Her fans persisted, and Bridgeman finally gave in. With a small grant in hand, “we imagined that we would do this one event with this $10,000 and call it done,” she says. “And 15 years later, here we are.”

All [the men] were like, ‘Oh my God, I’m changed. I will never look at that text like that again. I will never call women that word again. I’ll never use those kinds of examples again.’

Rev. Dr. Valerie Bridgeman, on men who attend Womenpreach!’s Sophie’s table

Her organization, WomenPreach!, is a nonprofit that helps support Black women of the cloth.

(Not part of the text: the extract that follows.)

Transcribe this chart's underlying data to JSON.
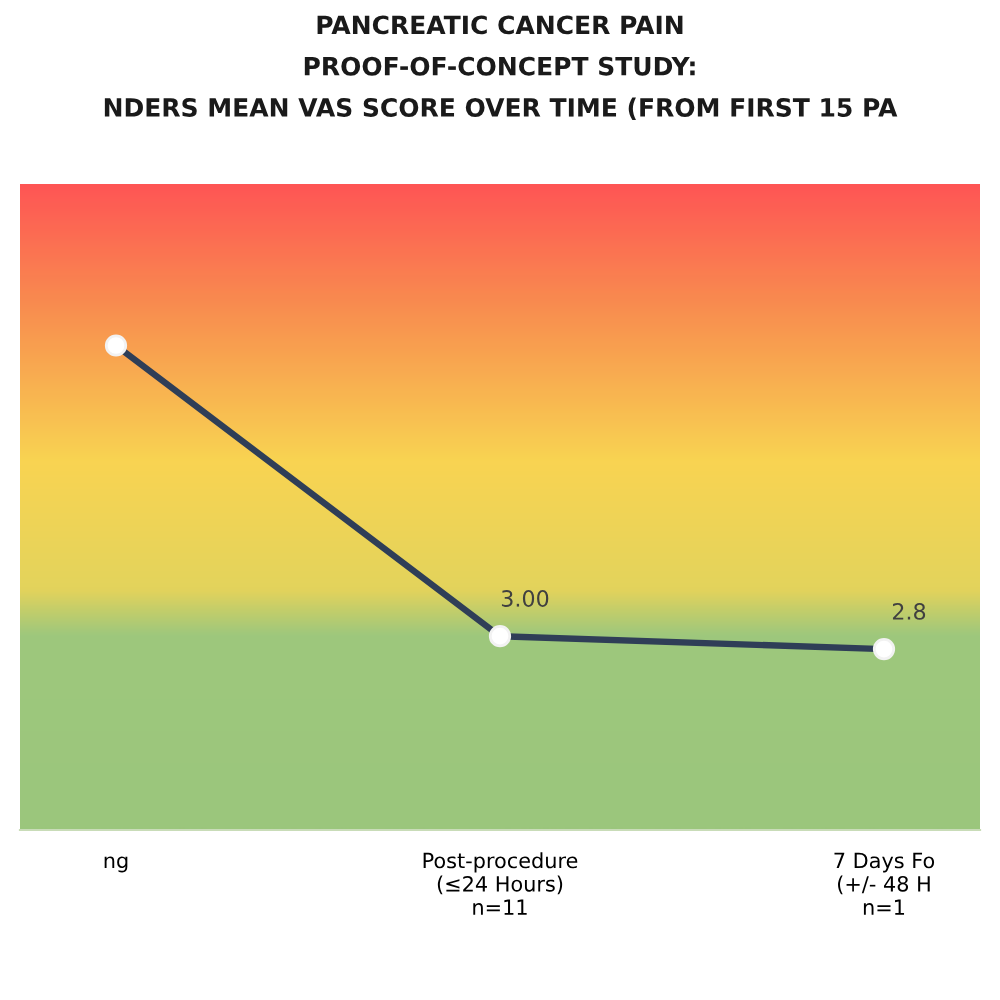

It is now celebrating 15 years of facilitating and instructing the art of preaching.

Her Poetry Preaches

While WomenPreach! focuses on helping women succeed in ministry and church leadership, the organization goes beyond traditional ministry. The current cohort includes a poet, Jaha Zainabu.

“We have an artist in residence, a laywoman who represents that outside voice preachers often ignore,” says Bridgeman, who now teaches at Methodist Theological School in Ohio. “And her poetry is raw and it’s intimate and it’s non-churchy. And it’s designed to make preachers break out of their ‘preacherly’ thinking and remember who’s sitting in the pew, who’s out in the streets.”

“What’s interesting about [her] is she was only going to be our artist-in-residence for the first two years, and then we were going to rotate and get a new one,” Bridgeman says. “But she endeared herself to the program because she understood the assignment and lived it out.”

Jarena K. Lee Preaching Academy

One of the cornerstones of WomenPreach! is the Jarena K. Lee Preaching Academy. Named for the nation’s first Black woman preacher, who was also the first woman evangelist in the African Methodist Episcopal Church, the academy is held every other year, and cohorts are intentionally kept small, to around 25 women.

“It’s the only one of our events that is competitive,” Bridgeman says. “It’s the only thing you have to apply for.” The results, however, can be profound.

Bridgeman tells the story of a recent JKLPA attendee who couldn’t say enough about her experience. At the conference, she was sought out by a woman she hadn’t met, but insisted on taking her to lunch.

“And she said to me, ‘I came because I felt pulled to come. I didn’t even want to come. I never preached at all, but I was leading Bible studies and whatever. And she said she was getting ordained that week.”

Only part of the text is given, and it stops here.